Qu’attendez-vous de la France ?
R. Il faut absolument que la France
s’intéresse à l’Inde ! Cela me met dans une
colère effroyable que les Français se
désintéressent de cette extraordinaire
nation. Seul Jacques Chirac semble avoir
fait un réel effort pour intéresser notre
pays à l’Inde, mais le gouvernement ne
semble pas suivre, ni les hommes d’affaires.

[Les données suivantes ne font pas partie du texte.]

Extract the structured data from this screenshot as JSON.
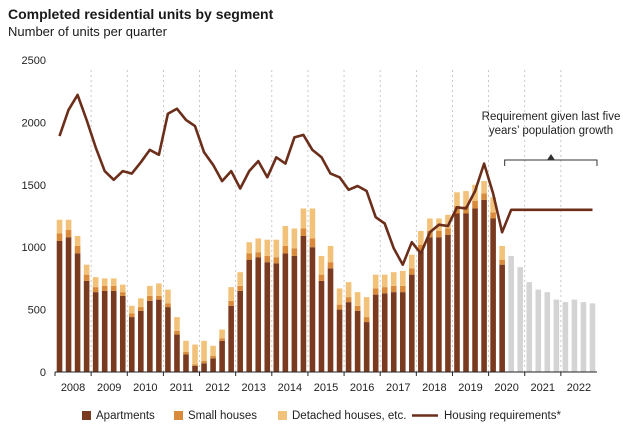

Je ne comprends pas par exemple, comment
Peugeot a pu fermer ses portes en Inde (*),
alors que Ford est à Madras et que cela
marche du tonnerre. Pourquoi les Français ne
comprennent-ils donc pas que l’Inde est LE
pays d’avenir en Asie, parce que tôt ou tard
la Chine communiste va connaître des
soubresauts. Savez-vous que d’un point de
vue culturel, l’Inde est très proche de la
France : Michelet admirait l’Inde, Camus
était attiré par l’Inde, Malraux n’arrêtait
pas de s’y référer... Dites aux industriels
français qu’il y a une extraordinaire
dimension humaine, ici. Dites leur : “venez,
et vous ne le regretterez pas” (**)…
Q. Finalement,
comment résumeriez-vous votre vie ?
R. Pour faire
une belle vie, il faut deux choses : une grande vision et beaucoup d’amour – car
c’est l’amour seul qui peut transcrire cette vision.
* Peugeot
essaya de fourguer à l’Inde l’antique 309... dont les Indiens ne voulurent pas,
préférant acheter pour le même prix (tout de même 100.000 francs!) des Ford ou
des Hyunday dernier modèle.
** Clinton,
qui était en visite officielle en Inde la semaine dernière, a amené avec lui un
747 bourré d’hommes d’affaires américains.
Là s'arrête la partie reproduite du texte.